The reality however is that the draft constitution produced by Copac is a significant improvement from the current Lancaster House constitution. We should however not fool ourselves into thinking that a new constitution will solve all our problems, although it may deal with many of them. I would also like to dispel other popular myths around the new constitution as well as highlight facts, fiction and realities.
Copac a political reality
It is a fact that constitution-making processes do not occur in vacuums but take place within particular environments and are thus influenced by the prevailing socio-economic and political conditions or realities of the day. To this extent the inclusive government and its Copac process are a political reality no matter how undesirable they may be.
In the absence of viable alternatives, the flawed Copac process remains the only politically feasible option for now. Whilst the constituent assembly or constitutional commission model may in theory be the best and most ideal, it is currently difficult and unrealistic to go this route given our explosive transitional context. Copac may indeed be a circus but it cannot be dismissed entirely as this would be tantamount to throwing away the baby with bath water.
Negotiated constitution-making process
It is an undisputable fact that the constitution-making process in its entirety will be negotiated. It is obviously undesirable that three political parties should define the constitutional destiny of the country but the reality is that the current process is built around the inclusive government’s architecture. The “unholy trinity of the two MDC parties and Zanu PF” will thus continue in the driving seat as a result of the “adulterous circumstances” that gave birth to the undesirable but inescapable political arrangement.
No constitution is perfect
It would be an absolute fallacy to think that the new constitution will be perfect as it may require amendments to suit changing socio-political demands and standards. We may produce a very good document that will stand the test of time but it would be naïve to conclude that the new constitution will be a perfect document, especially given the imperfect political conditions in which the constitution-making process operated. These imperfect conditions are the product of disputed elections and the subsequent negotiated settlement; hence the new constitution would be a compromise document.
Constitution will solve all our problems
The new constitution will not solve all our problems. It will build a solid foundation upon which we can build a democracy but it will not necessarily deliver democracy as this will be dependent on other variables such as political will by the government of the day, sound leadership, adherence to the rule of law and the depth of constitutionalism in our society. The new constitution is the software upon which the infrastructure of democracy is built, but deliverables will remain the domain of other functions and assumptions such as a competent government and capable leadership.
A new constitution will not necessarily deliver a sound economy but it will create an architecture to ensure an enabling environment for economic growth and social justice.
We may not get everything now
Since constitution-making takes place in the context of certain political and economic realities, it would be impractical to expect this imperfect process to produce a perfect product. Not everything that pro-democracy forces are demanding will necessarily be included in the new constitution but we have to fight to the bitter end for all our aspirations to be contained in the draft. It would be unrealistic and impractical for the pro-democracy movement to expect all its demands to be met in this negotiated space intoxicated by Zanu PF dominance in the inclusive government and strong reactionary forces.
Democratic change is sometimes incremental and evolutionary and wholesale change may not be attainable now. It may be possible in a more democratic environment which is not monopolised by three political parties but the current political reality created by the GPA framework is such that the entire process will be negotiated by the three parties.
What civil society, the church and organised business need to do is to continuously engage, interrogate, advocate and negotiate for their demands to be met. Those who want to boycott the process have a legitimate right to engage in informed dissent or non-violent and non co-operation, but they have to claim their space demands on alternative processes.
It is therefore not treacherous for the NCA, ZCTU or Zinasu to boycott the process if they have legitimate grounds to do so. They in turn should not label those who participate as sell-outs as we are all part of one struggle, but our strategies differ. Ultimately it is a belief in a new Zimbabwe epitomised by a new constitution, democratic values and social-economic transformation that should bind us together.

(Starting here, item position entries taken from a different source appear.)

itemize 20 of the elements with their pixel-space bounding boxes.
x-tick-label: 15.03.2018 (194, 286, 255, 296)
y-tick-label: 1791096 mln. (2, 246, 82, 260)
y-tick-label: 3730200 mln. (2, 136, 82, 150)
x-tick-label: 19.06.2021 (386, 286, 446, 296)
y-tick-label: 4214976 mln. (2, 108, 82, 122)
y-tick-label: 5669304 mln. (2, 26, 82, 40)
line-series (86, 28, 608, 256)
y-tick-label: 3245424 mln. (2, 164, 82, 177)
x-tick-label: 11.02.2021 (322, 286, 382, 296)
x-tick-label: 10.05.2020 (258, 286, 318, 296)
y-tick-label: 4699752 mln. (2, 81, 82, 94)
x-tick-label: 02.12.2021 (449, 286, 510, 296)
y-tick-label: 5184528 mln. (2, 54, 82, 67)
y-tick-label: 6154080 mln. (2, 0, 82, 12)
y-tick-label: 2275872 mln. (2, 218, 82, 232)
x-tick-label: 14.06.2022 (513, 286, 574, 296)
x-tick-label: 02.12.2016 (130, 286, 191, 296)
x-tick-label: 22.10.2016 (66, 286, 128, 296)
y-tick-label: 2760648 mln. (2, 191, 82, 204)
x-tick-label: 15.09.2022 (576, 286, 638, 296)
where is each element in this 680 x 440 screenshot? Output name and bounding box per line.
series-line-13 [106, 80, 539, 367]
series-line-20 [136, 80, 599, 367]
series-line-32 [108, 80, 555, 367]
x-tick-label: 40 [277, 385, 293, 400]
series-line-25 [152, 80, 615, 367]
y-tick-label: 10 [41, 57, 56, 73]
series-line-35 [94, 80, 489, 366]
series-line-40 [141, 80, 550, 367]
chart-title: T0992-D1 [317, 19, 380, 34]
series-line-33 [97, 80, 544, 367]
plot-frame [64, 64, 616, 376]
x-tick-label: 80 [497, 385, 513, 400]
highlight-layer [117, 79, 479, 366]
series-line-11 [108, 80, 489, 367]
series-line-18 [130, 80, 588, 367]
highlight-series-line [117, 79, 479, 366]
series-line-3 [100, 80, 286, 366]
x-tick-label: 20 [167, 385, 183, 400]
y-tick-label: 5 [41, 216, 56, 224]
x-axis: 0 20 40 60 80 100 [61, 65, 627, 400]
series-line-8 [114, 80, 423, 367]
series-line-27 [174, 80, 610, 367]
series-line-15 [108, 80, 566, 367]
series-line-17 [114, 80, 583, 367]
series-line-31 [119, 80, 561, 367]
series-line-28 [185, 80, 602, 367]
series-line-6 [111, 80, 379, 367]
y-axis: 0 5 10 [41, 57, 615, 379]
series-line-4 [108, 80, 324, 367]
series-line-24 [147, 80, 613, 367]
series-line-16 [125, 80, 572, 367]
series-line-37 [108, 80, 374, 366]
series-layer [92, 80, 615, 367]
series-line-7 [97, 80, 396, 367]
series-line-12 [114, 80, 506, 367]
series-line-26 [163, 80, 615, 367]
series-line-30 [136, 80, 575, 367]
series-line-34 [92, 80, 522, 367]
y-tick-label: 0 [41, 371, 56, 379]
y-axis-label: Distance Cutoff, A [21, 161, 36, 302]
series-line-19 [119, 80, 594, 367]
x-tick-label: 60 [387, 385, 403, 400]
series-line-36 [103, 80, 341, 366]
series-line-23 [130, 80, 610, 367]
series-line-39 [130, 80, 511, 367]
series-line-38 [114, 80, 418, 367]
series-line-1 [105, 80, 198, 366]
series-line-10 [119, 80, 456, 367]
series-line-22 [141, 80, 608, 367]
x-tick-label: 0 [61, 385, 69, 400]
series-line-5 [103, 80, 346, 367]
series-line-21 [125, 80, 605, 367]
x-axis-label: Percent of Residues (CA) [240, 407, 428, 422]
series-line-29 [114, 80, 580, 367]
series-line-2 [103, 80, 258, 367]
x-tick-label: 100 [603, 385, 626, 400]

Elections need new constitution
The new constitution is not being drafted merely to facilitate credible elections but to create good governance beyond polls. However, in the context of our political reality there has to be a new constitution before elections are held. The new constitution will not just be an instrument of regime change or regime retention but rather a transformational document creating democratic systems and structures in the regulation of the relationship between the governed and the governing.
We are not creating a new constitution so that we have democratic elections only, but we are crafting a new charter so that we can build a democratic and prosperous Zimbabwe.
New constitution certain
Despite all the talk, the fact isZimbabwe will get a new constitution. Whatever Robert Mugabe or Jonathan Moyo say or do, the fact of the matter is devolution of power in the new constitution is “an idea whose time has come” and nothing will stop us from marching into the future with a new system of government which respects and protects diversity, promotes equitable distribution of resources, equal opportunity and social justice. Zanu PF should wake up from its political Disneyland and accept this reality.